Context window management
To fit within data limits, every component was compressed. This included limiting conversation history, pre-summarizing documents at indexing time and stripping unnecessary fields from tool results.
Embedding quality and data processing
Source records varied in quality and length. We implemented automated parsing and filtering to clean data, used structured summarization before vectorization and manually segmented large documents by topic to ensure better retrieval accuracy.
What we built
- Document indexing.
Automated tools for loading and vectorizing policy files - Record sync pipeline.
Daily import and cleaning of external API data. - Retrieval tools.
Specialized search functions available to the AI agent. - Session management.
Systems to handle user profiles and chat history within strict constraints.
Tech stack
| Komponent | Technologia |
|---|---|
| Backend framework | Modern enterprise Symfony 8 framework |
| AI platform | Ollama – local model hosting environment (Bedrock as a an alternative) |
| Models | Multilingual language and embedding models |
| Database | PostgreSQL with pgvector – vector-enabled database solution |
| Communication | Server-Sent Events – real-time streaming and asynchronous message handling |
Results
- Efficient response times and daily synchronization of 20-30k records (1-6k updated daily) of records.
- Multilingual support.
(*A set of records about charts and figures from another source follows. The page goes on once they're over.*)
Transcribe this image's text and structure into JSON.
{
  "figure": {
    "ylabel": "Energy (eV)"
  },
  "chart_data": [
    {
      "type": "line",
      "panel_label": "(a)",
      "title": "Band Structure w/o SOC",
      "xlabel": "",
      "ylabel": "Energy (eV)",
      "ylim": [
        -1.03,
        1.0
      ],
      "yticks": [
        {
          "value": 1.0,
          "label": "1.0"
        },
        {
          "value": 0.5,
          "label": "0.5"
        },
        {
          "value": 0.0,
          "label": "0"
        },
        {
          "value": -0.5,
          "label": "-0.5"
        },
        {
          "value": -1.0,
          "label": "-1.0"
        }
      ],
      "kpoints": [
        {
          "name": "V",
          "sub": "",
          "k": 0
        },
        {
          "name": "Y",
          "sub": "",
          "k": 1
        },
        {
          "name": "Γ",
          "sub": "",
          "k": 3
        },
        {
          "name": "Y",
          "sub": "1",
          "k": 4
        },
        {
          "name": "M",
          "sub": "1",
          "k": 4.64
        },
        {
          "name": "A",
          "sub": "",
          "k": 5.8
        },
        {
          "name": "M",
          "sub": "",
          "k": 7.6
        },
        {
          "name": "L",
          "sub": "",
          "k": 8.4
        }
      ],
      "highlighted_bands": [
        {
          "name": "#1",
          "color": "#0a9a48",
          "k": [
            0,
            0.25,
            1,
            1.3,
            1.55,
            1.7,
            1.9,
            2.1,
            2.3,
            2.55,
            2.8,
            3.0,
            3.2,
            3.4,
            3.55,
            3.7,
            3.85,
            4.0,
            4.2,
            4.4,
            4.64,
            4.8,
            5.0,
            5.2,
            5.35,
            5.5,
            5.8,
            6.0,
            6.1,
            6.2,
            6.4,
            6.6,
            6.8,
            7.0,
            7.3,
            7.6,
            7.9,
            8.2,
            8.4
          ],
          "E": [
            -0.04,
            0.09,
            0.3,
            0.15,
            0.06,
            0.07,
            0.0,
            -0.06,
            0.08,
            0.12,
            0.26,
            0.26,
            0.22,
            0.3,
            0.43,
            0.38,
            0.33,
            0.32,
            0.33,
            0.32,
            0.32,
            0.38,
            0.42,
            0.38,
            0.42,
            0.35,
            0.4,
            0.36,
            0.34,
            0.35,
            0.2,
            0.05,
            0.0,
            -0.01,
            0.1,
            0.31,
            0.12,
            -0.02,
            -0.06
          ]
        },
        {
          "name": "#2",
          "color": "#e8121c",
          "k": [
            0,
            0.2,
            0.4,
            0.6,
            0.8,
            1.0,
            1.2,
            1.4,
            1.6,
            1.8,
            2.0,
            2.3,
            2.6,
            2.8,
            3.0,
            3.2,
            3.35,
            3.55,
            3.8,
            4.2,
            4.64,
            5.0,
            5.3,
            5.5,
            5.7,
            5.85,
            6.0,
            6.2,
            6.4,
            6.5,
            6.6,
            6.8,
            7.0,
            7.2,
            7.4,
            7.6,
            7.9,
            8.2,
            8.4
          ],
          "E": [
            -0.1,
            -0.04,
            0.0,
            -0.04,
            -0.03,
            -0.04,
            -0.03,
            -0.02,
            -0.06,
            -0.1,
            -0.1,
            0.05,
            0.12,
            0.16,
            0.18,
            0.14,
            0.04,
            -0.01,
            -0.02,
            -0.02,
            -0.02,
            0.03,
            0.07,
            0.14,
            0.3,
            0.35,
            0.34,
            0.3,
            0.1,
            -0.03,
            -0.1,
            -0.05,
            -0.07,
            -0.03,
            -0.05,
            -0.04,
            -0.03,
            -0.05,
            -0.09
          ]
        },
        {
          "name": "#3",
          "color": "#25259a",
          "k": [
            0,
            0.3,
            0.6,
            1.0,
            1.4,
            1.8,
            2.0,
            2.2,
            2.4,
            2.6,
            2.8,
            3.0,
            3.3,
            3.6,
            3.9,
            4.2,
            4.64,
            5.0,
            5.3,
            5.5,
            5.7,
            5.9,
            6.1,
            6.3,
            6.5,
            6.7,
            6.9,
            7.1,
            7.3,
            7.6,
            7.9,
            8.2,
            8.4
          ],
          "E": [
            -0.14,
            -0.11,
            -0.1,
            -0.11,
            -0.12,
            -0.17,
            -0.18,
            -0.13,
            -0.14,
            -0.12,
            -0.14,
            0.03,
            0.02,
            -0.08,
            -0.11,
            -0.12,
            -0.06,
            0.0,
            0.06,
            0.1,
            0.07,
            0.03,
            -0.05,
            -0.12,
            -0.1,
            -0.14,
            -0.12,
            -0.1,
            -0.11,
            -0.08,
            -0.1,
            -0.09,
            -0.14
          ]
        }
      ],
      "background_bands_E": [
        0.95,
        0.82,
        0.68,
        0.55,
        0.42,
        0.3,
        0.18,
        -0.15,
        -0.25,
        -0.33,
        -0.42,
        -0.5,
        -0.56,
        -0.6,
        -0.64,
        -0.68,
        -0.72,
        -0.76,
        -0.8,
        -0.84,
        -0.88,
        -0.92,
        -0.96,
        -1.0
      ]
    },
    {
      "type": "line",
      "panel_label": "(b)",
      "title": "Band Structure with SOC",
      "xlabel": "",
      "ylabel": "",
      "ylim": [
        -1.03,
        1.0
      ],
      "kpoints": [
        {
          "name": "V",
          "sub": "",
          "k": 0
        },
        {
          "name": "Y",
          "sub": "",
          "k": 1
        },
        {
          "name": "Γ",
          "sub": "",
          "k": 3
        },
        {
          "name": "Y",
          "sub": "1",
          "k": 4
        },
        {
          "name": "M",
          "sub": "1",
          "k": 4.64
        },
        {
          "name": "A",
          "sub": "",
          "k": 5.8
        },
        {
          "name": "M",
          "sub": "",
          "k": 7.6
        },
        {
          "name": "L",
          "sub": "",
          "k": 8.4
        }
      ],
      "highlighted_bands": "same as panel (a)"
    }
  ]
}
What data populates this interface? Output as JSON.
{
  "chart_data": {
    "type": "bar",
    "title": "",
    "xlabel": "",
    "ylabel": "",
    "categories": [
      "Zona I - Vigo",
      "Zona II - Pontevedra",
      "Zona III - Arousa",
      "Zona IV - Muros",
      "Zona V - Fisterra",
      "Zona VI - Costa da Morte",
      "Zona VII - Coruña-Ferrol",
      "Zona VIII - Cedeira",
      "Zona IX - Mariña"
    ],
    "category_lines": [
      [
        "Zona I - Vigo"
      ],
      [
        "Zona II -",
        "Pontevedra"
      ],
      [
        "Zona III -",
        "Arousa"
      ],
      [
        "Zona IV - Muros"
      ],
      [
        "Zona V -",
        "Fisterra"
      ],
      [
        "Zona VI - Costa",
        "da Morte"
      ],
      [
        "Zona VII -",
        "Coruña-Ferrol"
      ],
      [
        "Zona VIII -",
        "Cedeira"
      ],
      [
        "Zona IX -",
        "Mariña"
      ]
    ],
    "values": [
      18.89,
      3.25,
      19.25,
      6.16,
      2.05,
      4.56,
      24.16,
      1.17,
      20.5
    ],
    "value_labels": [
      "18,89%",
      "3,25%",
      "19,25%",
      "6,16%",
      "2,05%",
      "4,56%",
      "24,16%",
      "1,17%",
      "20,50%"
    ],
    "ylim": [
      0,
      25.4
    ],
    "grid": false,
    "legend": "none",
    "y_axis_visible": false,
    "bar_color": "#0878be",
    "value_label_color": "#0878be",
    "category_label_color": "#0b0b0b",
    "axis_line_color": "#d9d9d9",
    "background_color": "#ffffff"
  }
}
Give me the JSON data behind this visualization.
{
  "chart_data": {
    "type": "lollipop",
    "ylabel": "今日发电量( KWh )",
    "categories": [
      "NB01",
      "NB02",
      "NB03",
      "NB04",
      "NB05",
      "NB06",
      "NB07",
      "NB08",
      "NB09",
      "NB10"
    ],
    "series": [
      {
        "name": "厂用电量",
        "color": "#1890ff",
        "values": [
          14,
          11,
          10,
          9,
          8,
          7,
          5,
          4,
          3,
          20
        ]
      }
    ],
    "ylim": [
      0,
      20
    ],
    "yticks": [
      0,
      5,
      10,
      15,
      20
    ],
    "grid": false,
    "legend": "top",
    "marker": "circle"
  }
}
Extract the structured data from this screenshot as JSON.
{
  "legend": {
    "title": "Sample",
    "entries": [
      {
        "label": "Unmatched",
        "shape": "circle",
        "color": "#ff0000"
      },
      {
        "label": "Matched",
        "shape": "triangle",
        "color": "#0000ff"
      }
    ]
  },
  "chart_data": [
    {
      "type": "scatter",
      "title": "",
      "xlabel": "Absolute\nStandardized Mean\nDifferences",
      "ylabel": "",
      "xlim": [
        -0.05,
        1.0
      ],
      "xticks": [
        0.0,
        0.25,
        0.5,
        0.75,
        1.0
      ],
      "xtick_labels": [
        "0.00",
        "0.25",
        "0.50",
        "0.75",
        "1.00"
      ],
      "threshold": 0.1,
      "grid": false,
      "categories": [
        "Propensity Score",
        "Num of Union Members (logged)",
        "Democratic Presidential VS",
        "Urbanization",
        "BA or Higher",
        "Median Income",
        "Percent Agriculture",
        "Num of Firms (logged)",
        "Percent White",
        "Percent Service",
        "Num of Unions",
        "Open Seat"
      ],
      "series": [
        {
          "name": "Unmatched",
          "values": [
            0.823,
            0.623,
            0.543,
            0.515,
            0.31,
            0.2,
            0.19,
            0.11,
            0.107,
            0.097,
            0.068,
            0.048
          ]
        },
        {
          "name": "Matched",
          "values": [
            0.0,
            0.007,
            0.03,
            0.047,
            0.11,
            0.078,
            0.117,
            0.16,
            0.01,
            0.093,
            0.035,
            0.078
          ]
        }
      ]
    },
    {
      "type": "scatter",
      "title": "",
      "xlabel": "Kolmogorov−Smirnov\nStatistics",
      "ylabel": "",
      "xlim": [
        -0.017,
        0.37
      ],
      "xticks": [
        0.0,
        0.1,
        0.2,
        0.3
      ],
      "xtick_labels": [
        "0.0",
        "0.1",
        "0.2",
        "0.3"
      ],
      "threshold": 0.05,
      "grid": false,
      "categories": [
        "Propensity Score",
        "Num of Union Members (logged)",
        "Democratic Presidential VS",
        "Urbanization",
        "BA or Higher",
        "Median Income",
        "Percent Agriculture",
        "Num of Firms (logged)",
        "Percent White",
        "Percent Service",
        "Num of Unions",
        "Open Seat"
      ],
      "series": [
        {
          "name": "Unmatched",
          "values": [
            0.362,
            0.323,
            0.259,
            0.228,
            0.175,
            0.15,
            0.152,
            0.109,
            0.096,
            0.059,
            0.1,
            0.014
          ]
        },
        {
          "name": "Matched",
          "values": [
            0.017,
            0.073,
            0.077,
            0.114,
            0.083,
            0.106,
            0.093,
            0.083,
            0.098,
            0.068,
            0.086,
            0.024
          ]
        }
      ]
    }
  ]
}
Shared vector space across languages. A user can ask a question in one language and get answers based on documents written in another – no translation layer needed.
- Total data sovereignty. Nothing leaves their infrastructure.
- Fixed, predictable infrastructure cost. No per-token API fees – the client pays only for server resources, known upfront.
This project demonstrates that a production-quality RAG assistant can run on limited, private hardware. Success depends on engineering within constraints: smart context management, robust security layers and efficient data pipelines.